La Turquie est dans une phase de transition majeure, politique et sociétale, accélérée par les conséquences de l’échec du putsch de l’été 2016, de la guerre en Irak et en Syrie, et des tensions avec les Kurdes. Le régime d’Erdogan affiche de nouvelles ambitions géopolitiques pour affirmer une puissance retrouvée.
La Turquie entre république et empire
Turkey Between Republic and Empire
Turkey is in a period of major political and societal transition, boosted by the failure of the putsch in the summer of 2016, the wars in Iraq and Syria and tensions with the Kurds. Erdogan’s regime quite clearly has new ambition to regain power and influence.

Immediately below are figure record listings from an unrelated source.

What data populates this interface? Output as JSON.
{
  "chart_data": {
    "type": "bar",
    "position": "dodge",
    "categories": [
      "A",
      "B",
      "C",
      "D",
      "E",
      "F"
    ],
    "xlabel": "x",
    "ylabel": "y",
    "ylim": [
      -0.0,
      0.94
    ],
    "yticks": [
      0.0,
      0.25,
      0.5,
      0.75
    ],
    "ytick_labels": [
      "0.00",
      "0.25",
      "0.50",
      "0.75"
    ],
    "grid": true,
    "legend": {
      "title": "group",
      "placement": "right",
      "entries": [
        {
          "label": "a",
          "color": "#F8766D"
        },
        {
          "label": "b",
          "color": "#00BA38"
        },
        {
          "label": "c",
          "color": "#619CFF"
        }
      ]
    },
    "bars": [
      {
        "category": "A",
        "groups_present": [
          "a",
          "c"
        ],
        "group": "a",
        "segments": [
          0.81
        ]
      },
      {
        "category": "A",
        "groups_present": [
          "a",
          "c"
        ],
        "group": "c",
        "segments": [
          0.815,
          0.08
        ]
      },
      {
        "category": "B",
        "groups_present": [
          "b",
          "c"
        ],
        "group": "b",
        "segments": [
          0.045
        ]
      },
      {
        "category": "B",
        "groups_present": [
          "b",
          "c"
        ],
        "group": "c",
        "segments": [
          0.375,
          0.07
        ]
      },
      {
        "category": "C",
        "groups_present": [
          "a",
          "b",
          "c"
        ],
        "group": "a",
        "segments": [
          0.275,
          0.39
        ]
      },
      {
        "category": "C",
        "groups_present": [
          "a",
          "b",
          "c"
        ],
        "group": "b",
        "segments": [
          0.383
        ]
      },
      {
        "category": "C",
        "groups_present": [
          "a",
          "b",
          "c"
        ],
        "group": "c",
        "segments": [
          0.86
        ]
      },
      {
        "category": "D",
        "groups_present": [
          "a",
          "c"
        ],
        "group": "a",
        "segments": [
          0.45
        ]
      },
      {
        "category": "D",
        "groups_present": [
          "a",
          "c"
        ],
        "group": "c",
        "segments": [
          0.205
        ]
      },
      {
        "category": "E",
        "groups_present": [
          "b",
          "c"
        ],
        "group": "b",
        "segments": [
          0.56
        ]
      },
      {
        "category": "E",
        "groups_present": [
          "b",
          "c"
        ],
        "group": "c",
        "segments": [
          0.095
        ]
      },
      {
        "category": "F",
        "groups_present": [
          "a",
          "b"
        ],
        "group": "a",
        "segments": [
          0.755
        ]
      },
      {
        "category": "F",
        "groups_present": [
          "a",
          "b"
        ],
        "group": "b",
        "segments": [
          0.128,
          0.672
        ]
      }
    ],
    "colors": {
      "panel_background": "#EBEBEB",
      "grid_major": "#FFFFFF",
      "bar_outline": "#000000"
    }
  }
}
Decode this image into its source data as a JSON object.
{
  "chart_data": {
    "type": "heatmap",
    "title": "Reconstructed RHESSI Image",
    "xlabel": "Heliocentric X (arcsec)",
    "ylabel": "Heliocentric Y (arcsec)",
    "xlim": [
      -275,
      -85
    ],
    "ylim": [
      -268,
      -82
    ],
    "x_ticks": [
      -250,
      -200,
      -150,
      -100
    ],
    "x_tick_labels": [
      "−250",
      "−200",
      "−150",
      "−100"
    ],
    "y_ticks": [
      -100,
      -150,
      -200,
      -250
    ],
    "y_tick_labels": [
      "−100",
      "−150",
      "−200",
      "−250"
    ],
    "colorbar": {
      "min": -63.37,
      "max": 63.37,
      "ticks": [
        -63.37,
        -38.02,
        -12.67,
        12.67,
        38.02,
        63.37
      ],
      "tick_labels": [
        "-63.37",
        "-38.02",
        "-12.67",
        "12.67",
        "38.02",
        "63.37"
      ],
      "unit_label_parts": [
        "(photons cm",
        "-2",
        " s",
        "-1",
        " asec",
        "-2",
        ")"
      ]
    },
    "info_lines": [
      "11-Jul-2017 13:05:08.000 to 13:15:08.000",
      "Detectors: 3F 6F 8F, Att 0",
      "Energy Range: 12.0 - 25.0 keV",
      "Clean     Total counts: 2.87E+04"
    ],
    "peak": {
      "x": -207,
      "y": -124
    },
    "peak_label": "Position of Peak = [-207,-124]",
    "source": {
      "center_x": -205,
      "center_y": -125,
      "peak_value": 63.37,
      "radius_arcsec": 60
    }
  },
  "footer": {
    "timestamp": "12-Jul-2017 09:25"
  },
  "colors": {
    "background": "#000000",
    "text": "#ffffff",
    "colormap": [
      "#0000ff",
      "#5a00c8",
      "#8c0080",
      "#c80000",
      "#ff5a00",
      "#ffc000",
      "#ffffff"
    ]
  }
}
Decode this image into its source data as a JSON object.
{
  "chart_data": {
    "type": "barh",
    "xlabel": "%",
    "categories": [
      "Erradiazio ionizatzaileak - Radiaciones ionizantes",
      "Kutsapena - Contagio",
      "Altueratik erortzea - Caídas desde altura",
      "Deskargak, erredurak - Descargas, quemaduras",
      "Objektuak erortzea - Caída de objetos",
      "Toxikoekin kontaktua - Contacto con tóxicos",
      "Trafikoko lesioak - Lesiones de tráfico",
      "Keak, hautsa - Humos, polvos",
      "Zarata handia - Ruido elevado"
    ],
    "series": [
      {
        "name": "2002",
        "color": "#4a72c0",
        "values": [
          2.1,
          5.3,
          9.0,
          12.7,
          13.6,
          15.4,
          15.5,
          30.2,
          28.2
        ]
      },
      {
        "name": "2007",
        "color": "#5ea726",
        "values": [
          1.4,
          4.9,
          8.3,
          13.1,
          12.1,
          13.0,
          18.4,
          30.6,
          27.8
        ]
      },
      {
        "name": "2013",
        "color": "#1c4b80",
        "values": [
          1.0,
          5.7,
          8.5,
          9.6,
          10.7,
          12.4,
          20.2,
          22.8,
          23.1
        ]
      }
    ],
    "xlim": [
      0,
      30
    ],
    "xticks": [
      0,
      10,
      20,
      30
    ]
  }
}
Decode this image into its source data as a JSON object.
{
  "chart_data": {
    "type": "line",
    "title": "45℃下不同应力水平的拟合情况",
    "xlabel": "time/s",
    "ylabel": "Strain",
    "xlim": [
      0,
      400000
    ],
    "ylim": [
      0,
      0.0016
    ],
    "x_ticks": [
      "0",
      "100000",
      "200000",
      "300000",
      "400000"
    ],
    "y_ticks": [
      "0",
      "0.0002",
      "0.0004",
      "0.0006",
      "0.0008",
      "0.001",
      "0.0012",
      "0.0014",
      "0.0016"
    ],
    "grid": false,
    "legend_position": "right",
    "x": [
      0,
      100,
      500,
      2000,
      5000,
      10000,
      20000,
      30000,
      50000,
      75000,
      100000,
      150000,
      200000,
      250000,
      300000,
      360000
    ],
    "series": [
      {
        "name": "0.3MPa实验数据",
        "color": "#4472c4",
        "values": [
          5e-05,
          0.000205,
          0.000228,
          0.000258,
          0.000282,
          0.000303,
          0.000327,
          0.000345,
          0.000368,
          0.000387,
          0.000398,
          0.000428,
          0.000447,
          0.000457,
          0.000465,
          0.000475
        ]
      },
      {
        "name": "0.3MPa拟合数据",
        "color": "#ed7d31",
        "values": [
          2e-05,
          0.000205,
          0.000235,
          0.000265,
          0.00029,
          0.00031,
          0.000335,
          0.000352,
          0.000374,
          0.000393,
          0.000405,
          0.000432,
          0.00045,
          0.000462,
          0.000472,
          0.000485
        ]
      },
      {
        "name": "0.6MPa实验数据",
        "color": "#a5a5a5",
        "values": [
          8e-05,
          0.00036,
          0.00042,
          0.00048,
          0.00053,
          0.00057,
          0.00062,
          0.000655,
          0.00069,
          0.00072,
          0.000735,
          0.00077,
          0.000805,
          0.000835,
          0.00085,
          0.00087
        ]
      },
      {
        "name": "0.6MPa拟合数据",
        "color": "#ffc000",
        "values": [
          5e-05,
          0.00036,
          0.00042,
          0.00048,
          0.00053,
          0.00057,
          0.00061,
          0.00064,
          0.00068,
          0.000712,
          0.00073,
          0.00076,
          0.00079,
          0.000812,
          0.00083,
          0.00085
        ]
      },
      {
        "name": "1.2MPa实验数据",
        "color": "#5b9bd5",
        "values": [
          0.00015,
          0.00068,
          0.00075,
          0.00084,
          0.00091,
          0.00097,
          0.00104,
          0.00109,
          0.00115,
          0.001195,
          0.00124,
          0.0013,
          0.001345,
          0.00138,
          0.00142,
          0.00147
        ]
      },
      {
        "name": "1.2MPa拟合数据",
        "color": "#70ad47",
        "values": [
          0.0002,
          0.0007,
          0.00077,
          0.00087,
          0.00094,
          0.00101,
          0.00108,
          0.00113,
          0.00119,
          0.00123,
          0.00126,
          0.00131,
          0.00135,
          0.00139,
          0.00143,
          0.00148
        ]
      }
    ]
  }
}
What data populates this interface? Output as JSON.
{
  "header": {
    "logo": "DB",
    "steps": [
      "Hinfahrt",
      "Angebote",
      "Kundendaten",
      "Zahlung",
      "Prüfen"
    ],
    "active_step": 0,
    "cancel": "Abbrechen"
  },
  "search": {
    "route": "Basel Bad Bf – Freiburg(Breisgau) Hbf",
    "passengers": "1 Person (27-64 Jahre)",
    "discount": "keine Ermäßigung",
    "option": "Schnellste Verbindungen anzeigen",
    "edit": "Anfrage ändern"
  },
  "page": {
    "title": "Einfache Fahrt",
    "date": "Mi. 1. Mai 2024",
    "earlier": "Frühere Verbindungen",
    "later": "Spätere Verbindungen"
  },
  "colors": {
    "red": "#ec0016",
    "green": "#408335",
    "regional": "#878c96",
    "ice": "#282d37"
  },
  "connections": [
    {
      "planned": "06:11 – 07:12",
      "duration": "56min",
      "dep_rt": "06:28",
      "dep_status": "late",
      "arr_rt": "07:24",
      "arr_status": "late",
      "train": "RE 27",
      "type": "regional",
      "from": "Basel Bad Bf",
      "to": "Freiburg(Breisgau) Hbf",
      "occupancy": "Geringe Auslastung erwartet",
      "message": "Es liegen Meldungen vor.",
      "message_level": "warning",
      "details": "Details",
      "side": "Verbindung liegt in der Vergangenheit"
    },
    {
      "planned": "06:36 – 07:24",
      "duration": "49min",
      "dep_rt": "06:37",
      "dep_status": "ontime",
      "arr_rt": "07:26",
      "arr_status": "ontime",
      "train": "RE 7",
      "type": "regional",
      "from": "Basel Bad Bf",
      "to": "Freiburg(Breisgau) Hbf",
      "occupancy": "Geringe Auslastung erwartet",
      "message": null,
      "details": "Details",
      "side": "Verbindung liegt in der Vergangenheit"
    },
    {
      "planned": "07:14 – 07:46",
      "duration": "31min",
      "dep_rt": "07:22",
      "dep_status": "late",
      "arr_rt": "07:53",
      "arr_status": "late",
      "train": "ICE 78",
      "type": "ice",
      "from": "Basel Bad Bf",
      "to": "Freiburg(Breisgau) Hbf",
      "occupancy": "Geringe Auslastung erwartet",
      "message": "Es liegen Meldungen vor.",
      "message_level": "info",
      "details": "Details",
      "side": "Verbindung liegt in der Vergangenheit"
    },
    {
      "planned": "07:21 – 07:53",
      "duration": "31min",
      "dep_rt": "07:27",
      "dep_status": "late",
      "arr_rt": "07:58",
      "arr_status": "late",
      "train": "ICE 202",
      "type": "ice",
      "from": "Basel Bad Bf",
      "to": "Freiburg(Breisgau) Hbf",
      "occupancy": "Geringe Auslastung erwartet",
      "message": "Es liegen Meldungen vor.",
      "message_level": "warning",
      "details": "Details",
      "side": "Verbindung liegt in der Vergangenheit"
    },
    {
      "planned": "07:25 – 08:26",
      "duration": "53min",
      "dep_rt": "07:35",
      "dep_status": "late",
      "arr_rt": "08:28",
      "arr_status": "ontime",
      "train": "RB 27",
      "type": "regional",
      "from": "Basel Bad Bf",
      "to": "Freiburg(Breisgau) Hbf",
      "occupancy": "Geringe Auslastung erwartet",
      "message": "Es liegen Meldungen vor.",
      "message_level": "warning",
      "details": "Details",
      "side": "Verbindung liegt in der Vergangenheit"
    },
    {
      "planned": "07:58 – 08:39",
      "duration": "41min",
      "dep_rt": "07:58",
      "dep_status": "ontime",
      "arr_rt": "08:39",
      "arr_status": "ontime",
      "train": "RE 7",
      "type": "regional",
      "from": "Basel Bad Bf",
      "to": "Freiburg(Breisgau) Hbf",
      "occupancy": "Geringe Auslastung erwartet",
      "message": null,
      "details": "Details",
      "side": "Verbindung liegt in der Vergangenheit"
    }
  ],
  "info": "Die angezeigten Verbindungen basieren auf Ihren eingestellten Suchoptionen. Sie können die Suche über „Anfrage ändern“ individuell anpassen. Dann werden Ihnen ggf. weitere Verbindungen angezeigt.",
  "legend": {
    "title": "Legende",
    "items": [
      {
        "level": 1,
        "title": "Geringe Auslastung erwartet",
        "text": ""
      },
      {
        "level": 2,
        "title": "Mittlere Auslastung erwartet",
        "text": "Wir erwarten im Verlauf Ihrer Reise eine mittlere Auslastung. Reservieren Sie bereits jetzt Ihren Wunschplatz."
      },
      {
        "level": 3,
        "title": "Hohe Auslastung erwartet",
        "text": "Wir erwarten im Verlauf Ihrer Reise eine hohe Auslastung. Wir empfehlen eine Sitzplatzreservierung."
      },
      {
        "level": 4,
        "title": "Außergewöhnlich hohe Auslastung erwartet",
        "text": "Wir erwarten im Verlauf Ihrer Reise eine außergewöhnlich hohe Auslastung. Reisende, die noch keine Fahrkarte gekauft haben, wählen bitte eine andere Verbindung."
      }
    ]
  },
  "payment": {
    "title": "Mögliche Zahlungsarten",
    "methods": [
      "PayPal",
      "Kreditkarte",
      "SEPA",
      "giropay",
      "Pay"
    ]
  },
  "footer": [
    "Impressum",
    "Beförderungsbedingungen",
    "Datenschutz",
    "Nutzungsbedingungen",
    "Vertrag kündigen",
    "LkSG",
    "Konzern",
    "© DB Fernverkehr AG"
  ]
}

La tentative déjouée de coup d’État du 15 juillet, le conflit syrien mais aussi la multiplication des actes terroristes sur son sol constituent autant de signaux alarmants de la dégradation de la situation sécuritaire en Turquie. Celle-ci dépasse dorénavant en intensité les crises survenues dans ce pays au cours des dernières décennies du XXe siècle, illustrées par une succession de putschs et de difficultés économiques et sociales, qui faisaient douter de la survie du modèle kémaliste. Toujours est-il que le régime d’Ankara se trouve désormais confronté à de multiples enjeux. En d’autres termes, et indépendamment des contraintes de son environnement géopolitique immédiat, la Turquie, qui, après avoir été pendant sept siècles le pivot du monde musulman sunnite pour ensuite devenir une alliée de l’Occident, est-elle en train d’opérer un retour en arrière sur un passé pas si éloigné ?
Une puissance régionale de premier plan face à la crise du Levant
La vague d’attentats commis par Daesch et les rebelles kurdes du Parti des travailleurs du Kurdistan (PKK), qui ressortent de logiques entièrement différentes, frappe le pays tout entier depuis plusieurs mois. Elle entraîne des rafles, des arrestations, ainsi que la construction de murs de protection sur certains tronçons de la frontière avec la Syrie, remettant en cause l’image d’un pays qui s’est considérablement transformé. Après les années de marasme économique du post-kémalisme, marquées par la montée de l’islamisme et les terrorismes kurde et arménien, la décennie 2000 restera comme celle du décollage économique d’un pays qui triple son PIB et le nombre de ses universités, tout en exportant ses produits manufacturés du Moyen-Orient à l’Asie et l’Europe. La population est urbanisée à plus de 75 % et le taux de fécondité, proche de deux enfants par femme. Le dynamisme de Turkish Airlines rappelle celui des compagnies des émirats du Golfe et concurrence dorénavant les transporteurs européens. Pour autant, tous ces atouts ne doivent pas dissimuler que la Turquie, située à la charnière de l’Europe et de l’Asie, se situe aussi aux avant-postes de l’arc de crise du monde arabo-musulman.
Après l’interminable conflit irakien, la crise syrienne, qui perdure depuis plus de cinq années et a déjà fait 300 000 morts, tout en entraînant l’exode d’une partie de sa population, affecte en premier lieu la Turquie. Cette dernière a déjà accueilli près de 3 millions de réfugiés tandis que 650 000 personnes, venues du Proche-Orient et d’Asie centrale, ont transité par la Turquie avant de rejoindre les îles grecques ou la route ancestrale des Balkans pour se disséminer ensuite en Europe. L’accord migratoire du 18 mars 2016, conclu avec l’UE prévoit, moyennant une aide de 3 milliards d’euros assortie d’un engagement d’Ankara à mieux contrôler ses frontières et à réadmettre sur son territoire les déboutés du droit d’asile. En contrepartie, l’obtention de visas vers l’Europe doit être facilitée pour ses propres ressortissants à partir de l’automne 2016. Cet accord doit se traduire aussi par l’ouverture, à partir du 14 décembre de cette année, des négociations d’adhésion à l’UE, formellement commencées en 2005 mais interrompues en 2009. Celles-ci s’annoncent difficiles et ne devraient porter que sur le chapitre économie et finances, et non sur ceux consacrés à la justice et aux libertés publiques qui sont toujours bloqués par Chypre, dont une partie du territoire est occupée par la Turquie depuis 1974. Un accord d’association entre la CEE et la Turquie a déjà été conclu en 1963 et le ralentissement endémique de la croissance européenne depuis 2008 impacte aussi l’économie turque. Et surtout, avec ou sans adhésion à l’Union, les deux partenaires sont de toute façon confrontés au même défi des migrations massives des populations du Sud vers le Nord.